Oct. 28 (Bloomberg) -- The yuan advanced the most in two months this week on speculation policy makers will tolerate gains after Premier Wen Jiabao vowed to rein in inflation in Asia’s largest economy.
Curbing increases in food and housing prices remains the government’s top priority, Wen said on Oct. 22. The People’s Bank of China set its daily reference rate 0.29 percent higher at 6.3290 per dollar today, the biggest increase since November. Stock indexes rallied across Asia after Europe announced measures to contain the region’s debt crisis.
“The record fixing shows China’s determination to tackle inflation as a stronger currency can lower import costs,” said Kenix Lai, a Hong Kong-based foreign-exchange analyst at Bank of East Asia Ltd. “Market sentiment got a boost after Europe reached an accord.”
The yuan gained 0.4 percent this week, the most since the five-day period ended Aug. 12, to close at 6.3586 per dollar in Shanghai, according to the China Foreign Exchange Trade System. It advanced 0.01 percent today.
In Hong Kong’s offshore market, the yuan advanced 0.3 percent today and 0.7 percent this week to 6.3799 per dollar. Its discount to the onshore rate narrowed to 0.3 percent from last week’s 0.6 percent. Twelve-month non-deliverable forwards increased 0.4 percent today to 6.3500, the strongest level since Oct. 11.

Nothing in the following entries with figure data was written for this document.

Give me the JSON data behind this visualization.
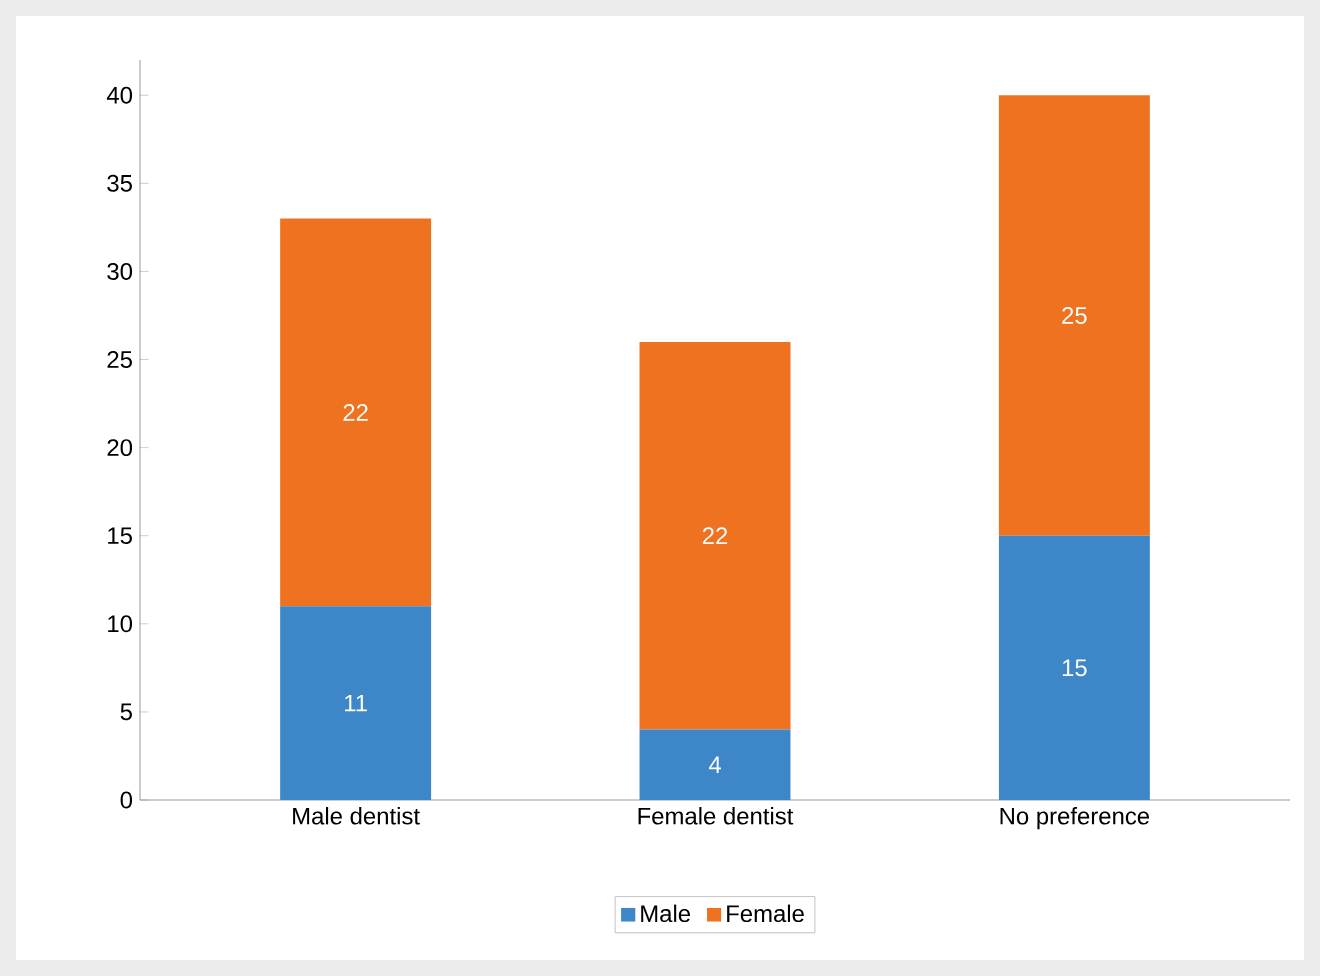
{
  "chart_data": {
    "type": "bar",
    "stacked": true,
    "categories": [
      "Male dentist",
      "Female dentist",
      "No preference"
    ],
    "series": [
      {
        "name": "Male",
        "color": "#3d86c8",
        "values": [
          11,
          4,
          15
        ]
      },
      {
        "name": "Female",
        "color": "#ee7220",
        "values": [
          22,
          22,
          25
        ]
      }
    ],
    "ylim": [
      0,
      42
    ],
    "yticks": [
      0,
      5,
      10,
      15,
      20,
      25,
      30,
      35,
      40
    ],
    "data_labels": true,
    "legend": "bottom",
    "grid": false
  }
}
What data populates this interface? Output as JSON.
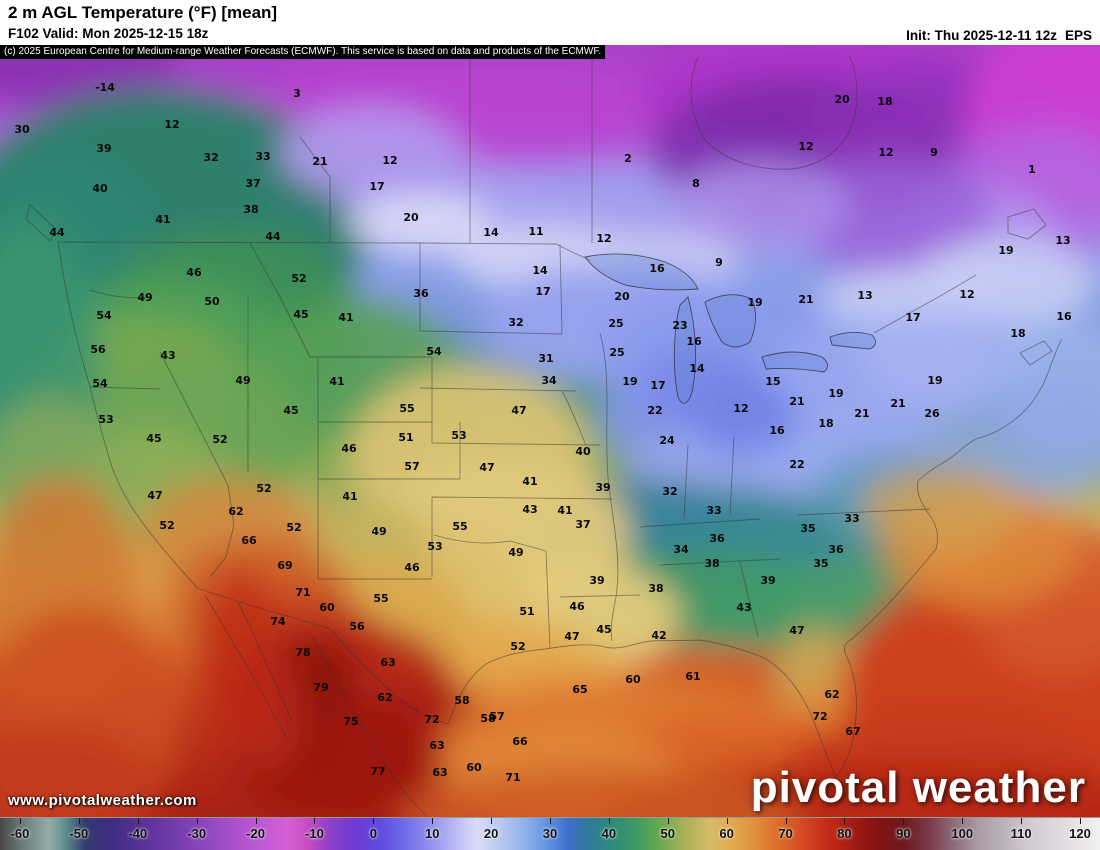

Consumer prices rose 6.1 percent last month from a year earlier after having increased 6.2 percent in August, according to official data. The inflation rate has exceeded the government’s annual target of 4 percent every month this year.
French President Nicolas Sarkozy spoke yesterday with Chinese President Hu Jintao to seek support from the country with the world’s largest currency reserves to help contain the euro-region debt crisis. Hu hoped the measures will help to stabilize markets, state-owned China Central Television reported.